Washington corporate bylaws serve as the framework for a corporation’s internal governance and operations. The incorporators or board of directors devise this blueprint to detail the organizational structure and roles and responsibilities of the shareholders, directors, and officers.
They also write this document to explain the regulations for management practices, including the removal and election of officers, the conduct of shareholder and board meetings, the issuance of shares, the procedures for amending the bylaws, and the process for dissolving the corporation (if necessary).
Legal Requirements
Washington requires corporations to maintain bylaws. Here are some other considerations to make when writing yours:
- Annual Meetings – A corporation shall conduct an annual shareholder meeting to elect directors at a time fixed in accordance with the bylaws. [1]
- Corporate Bylaws – The bylaws must not infringe upon the board of directors’ exclusive authority or conflict with any other law, shareholders’ agreement, or the articles of incorporation. [2] Otherwise, they may provide for any term that is necessary to manage the organization as long as they do not conflict with state law or the articles of incorporation.
- Issuance of Stock – Shares may be issued as a share dividend, upon a stock split, or for consideration determined by the board. [3]
Naming Considerations
- Required Words: “Corporation,” “Incorporated,” “Company,” “Limited,” or an abbreviation thereof (choose one).
- Prohibited Words: Language stating or implying the entity is organized for impermissible purposes; “Bank,” “Banking,” “Banker,” “Trust,” “Cooperative,” or any combination of these words; “Industrial” and “Loan”; any combination of two or more of these words: “Building,” “Savings,” “Loan,” “Home,” “Association,” and “Society.”

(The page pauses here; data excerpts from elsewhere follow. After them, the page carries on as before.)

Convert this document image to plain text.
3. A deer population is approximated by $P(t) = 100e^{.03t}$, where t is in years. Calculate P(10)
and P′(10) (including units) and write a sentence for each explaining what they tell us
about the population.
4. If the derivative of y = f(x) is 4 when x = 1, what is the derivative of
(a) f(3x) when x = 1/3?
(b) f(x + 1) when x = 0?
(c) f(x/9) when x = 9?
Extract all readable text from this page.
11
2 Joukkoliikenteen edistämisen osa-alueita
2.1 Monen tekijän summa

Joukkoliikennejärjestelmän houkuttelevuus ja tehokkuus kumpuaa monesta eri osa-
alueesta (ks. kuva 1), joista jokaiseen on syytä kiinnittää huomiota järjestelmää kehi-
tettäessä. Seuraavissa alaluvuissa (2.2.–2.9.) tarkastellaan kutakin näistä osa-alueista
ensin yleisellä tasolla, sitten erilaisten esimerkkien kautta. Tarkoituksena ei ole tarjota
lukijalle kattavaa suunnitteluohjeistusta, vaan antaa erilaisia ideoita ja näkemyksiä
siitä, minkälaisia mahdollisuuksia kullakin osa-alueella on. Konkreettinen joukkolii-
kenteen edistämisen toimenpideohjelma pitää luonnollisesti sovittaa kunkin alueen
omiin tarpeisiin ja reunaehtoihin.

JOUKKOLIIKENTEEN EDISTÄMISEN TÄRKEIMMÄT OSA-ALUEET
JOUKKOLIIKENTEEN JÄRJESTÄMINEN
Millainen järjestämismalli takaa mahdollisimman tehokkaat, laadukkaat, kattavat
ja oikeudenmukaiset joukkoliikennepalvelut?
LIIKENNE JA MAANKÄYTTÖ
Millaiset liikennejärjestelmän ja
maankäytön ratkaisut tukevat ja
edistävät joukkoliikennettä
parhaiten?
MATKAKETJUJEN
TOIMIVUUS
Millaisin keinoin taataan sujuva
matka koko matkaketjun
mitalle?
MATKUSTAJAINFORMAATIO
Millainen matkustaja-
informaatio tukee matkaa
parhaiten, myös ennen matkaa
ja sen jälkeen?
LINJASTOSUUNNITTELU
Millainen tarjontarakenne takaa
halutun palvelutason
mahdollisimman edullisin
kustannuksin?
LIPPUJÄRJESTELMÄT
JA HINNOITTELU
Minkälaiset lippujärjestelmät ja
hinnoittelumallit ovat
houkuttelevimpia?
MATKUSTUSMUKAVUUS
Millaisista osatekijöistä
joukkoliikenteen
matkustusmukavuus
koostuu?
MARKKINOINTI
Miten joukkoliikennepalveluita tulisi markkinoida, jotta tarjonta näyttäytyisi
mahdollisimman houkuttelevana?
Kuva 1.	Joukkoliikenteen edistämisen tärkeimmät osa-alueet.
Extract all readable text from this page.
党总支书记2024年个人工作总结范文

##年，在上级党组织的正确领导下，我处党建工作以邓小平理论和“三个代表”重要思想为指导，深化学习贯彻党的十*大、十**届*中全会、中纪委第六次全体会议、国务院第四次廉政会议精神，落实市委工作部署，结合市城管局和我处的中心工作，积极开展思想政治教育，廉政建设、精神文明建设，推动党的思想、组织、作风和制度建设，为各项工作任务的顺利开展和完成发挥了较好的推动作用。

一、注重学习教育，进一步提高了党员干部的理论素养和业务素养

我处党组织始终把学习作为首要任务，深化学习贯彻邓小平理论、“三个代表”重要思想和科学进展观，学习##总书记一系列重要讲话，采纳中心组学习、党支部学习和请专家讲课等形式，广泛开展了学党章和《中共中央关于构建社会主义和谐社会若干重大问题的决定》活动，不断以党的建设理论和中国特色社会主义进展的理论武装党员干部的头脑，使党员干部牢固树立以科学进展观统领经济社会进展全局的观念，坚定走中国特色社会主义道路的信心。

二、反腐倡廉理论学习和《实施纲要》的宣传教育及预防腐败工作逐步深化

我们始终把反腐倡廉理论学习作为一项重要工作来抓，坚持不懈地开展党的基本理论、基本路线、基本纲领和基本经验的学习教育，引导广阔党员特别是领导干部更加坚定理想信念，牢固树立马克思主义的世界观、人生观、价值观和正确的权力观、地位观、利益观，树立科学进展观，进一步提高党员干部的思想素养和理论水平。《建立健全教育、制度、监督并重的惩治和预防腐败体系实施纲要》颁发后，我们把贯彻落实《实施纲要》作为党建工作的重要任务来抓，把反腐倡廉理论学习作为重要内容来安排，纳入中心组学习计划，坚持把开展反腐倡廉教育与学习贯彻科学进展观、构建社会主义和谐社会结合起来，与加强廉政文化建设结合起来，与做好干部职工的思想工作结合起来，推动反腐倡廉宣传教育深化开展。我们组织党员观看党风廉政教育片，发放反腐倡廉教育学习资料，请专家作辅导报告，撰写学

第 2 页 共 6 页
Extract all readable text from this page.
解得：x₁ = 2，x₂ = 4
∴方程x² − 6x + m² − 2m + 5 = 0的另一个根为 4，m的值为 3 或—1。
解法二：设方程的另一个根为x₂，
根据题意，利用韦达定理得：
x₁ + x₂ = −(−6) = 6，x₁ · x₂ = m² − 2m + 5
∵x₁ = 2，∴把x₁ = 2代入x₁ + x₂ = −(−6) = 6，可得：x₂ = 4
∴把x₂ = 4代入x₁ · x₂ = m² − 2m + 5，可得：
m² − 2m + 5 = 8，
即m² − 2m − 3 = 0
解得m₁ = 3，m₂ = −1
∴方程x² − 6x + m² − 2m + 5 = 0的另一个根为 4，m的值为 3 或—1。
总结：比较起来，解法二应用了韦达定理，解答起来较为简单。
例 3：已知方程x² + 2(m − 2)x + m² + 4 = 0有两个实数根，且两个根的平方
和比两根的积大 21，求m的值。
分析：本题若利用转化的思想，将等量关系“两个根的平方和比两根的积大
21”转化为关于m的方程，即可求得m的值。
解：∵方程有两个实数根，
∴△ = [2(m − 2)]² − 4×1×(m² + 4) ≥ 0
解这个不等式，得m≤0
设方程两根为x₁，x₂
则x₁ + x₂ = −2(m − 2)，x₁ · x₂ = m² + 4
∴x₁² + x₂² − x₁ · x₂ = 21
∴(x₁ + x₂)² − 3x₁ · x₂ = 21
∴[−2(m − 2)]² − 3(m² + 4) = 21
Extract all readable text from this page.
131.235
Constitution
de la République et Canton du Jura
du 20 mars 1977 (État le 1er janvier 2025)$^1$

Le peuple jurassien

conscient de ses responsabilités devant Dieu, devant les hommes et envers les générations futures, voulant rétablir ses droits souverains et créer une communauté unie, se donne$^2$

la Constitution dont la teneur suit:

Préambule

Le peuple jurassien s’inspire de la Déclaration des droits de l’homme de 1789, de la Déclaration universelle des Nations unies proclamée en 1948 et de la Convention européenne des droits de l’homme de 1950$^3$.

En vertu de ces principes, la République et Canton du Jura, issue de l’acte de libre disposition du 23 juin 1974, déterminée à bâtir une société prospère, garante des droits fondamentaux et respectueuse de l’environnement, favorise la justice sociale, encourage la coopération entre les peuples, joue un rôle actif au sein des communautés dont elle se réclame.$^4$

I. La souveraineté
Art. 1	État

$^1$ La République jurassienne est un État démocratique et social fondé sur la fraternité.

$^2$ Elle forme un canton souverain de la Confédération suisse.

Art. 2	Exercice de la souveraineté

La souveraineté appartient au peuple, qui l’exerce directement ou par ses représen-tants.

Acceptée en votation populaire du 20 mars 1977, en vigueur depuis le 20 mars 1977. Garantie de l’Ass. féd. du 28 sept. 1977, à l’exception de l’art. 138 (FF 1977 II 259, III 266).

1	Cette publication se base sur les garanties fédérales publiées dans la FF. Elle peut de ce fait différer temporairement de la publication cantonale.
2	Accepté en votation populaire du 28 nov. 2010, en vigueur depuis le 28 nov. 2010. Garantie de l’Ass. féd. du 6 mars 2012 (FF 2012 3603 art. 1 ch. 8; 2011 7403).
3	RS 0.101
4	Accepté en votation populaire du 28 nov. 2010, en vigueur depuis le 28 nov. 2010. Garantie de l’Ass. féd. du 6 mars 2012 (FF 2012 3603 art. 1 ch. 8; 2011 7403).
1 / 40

- Name Reservation Period: 180 days.
- Renewal Period: Nonrenewable.
- Transferability: Yes.
Emergency Bylaws
If an emergency exists, meaning a quorum of the directors can’t assemble because of a catastrophic event, the directors can adopt emergency bylaws. [4] Actions taken during an emergency will bind the corporation. Corporate directors are shielded from liability for acts taken in good faith during the emergency period.